“Journalism is a public good and it deserves public support.” (Photo: Philippine Star)

Trolls are a threat to free press, journalists are ‘antidote’ to health crisis

By Ysh Cabana

The working conditions for journalists around the world are already hit during the coronavirus pandemic, dictatorial regimes including the Philippine President Rodrigo Duterte make it harder by using troll armies to amplify and weaponize disinformation on social media, says groups.

The report comes from the 2020 World Press Freedom Index published by the Reporters Without Borders (RSF), a Paris-based press freedom watchdog.

RSF cites “call center hubs” disseminating fake or maliciously edited content, and fake memes, conducting targeted harassment campaign in the Philippines as among the 20 “Worst Digital Predators of Press Freedom” this year.

“They have even gone so far as to denounce an imaginary conspiracy by various media outlets to overthrow the President,” it reported.

It ranked the Philippines two places lower at 136th this year from last year’s 134th place in the press freedom index, which ranks 180 countries and regions according to the level of freedom available to journalists.

Published annually by RSF since 2002, the World Press Freedom Index assesses factors such as media independence, self-censorship, the legal framework and transparency based on a questionnaire filled out by experts.

RSF said that the novel coronavirus is being used by authoritarian governments to implement “shock doctrine” measures that would be impossible in normal times.

Canadian author Naomi Klein discusses this in her 2007 book The Shock Doctrine: “the political strategy of using large-scale crises to push through policies that systematically deepen inequality, enrich elites, and undercut everyone else”.

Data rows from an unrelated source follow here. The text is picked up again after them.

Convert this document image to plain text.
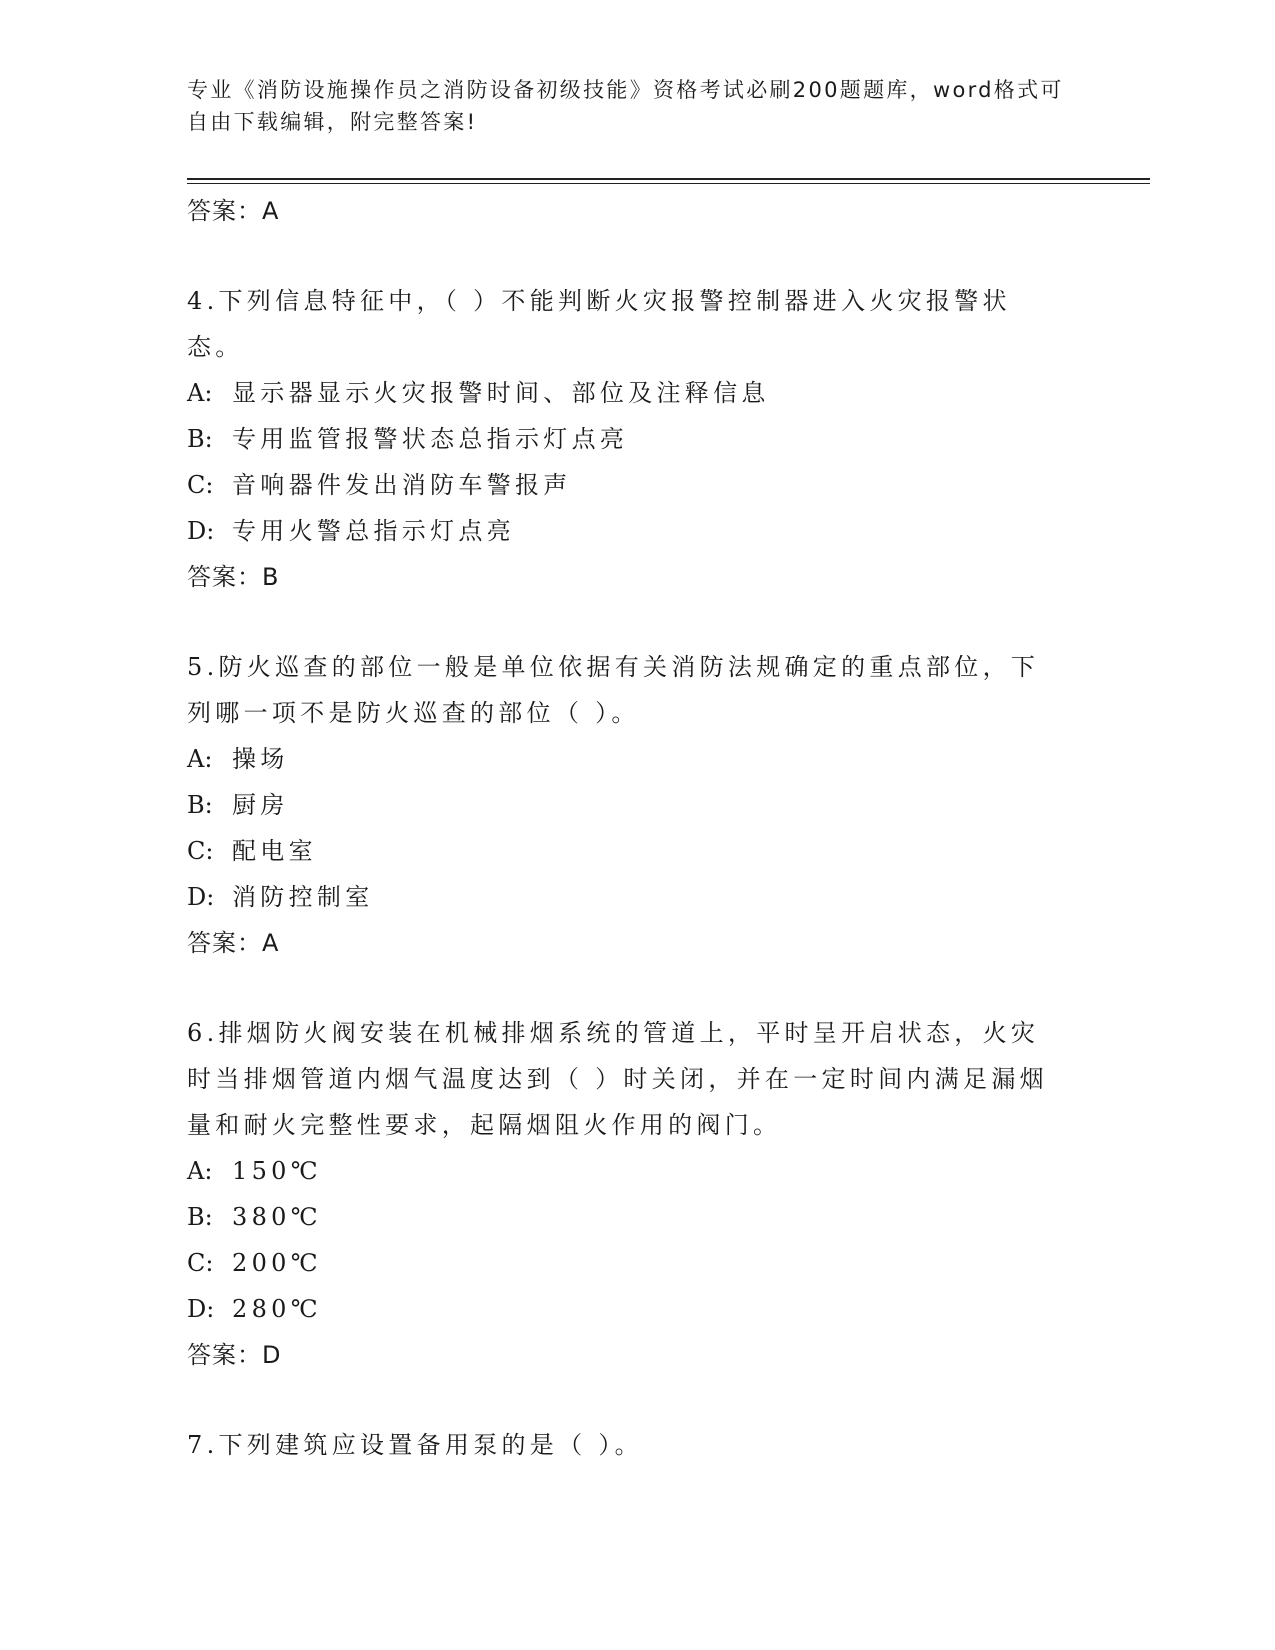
专业《消防设施操作员之消防设备初级技能》资格考试必刷200题题库，word格式可自由下载编辑，附完整答案!
答案：A
4.下列信息特征中，（ ）不能判断火灾报警控制器进入火灾报警状态。
A: 显示器显示火灾报警时间、部位及注释信息
B: 专用监管报警状态总指示灯点亮
C: 音响器件发出消防车警报声
D: 专用火警总指示灯点亮
答案：B
5.防火巡查的部位一般是单位依据有关消防法规确定的重点部位，下列哪一项不是防火巡查的部位（ ）。
A: 操场
B: 厨房
C: 配电室
D: 消防控制室
答案：A
6.排烟防火阀安装在机械排烟系统的管道上，平时呈开启状态，火灾时当排烟管道内烟气温度达到（ ）时关闭，并在一定时间内满足漏烟量和耐火完整性要求，起隔烟阻火作用的阀门。
A: 150℃
B: 380℃
C: 200℃
D: 280℃
答案：D
7.下列建筑应设置备用泵的是（ ）。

Meanwhile, UN Secretary-General António Guterres has called for greater protection of journalists who are providing the “antidote” amid harmful health advice and conspiracy theories that have accompanied the spread of COVID-19.

“As the pandemic spreads, it has also given rise to a second pandemic of misinformation, from harmful health advice to wild conspiracy theories,” he said.

He made the appeal in a video message for World Press Freedom Day on May 3. He underscored the crucial role media has in helping people make informed decisions.

Under the current circumstances, those decisions can make the difference between life and death, Guterres added.

“The press provides the antidote: verified, scientific, fact-based news and analysis,” the UN secretary-general said.

While “fake news” spread like a pandemic, media profession comes with risks. Recent survey from the International Federation of Journalists (IFJ) says three in four journalists have faced official restrictions, obstruction or intimidation in reporting on COVID-19.

More than 1300 frontline reporters or journalists in 77 countries answered questions from the IFJ. Two-thirds of those questioned said they have experienced worsening working conditions, including decreased pay and job losses.

The IFJ report also noted that reporters have been arrested or faced legal action since the virus began to spread. Many criticized restrictions on free movement or on asking questions during press conferences.

In the Philippines, four community journalists and three other media volunteers were among the more than 40 persons arrested by the local police on May 1. Members of the National Union of Journalists of the Philippines were continued to be “red-tagged” by government agencies and officials, accused, without any proof, of supposedly being a “legal front” of the communist rebel movement.

Anthony Bellanger, IFJ general secretary said it is a worrisome problem, “These results show a worrying trend of declining media freedom and cuts to journalism at the very time when access to information and quality journalism is so crucial.”

“Journalism is a public good and it deserves public support.”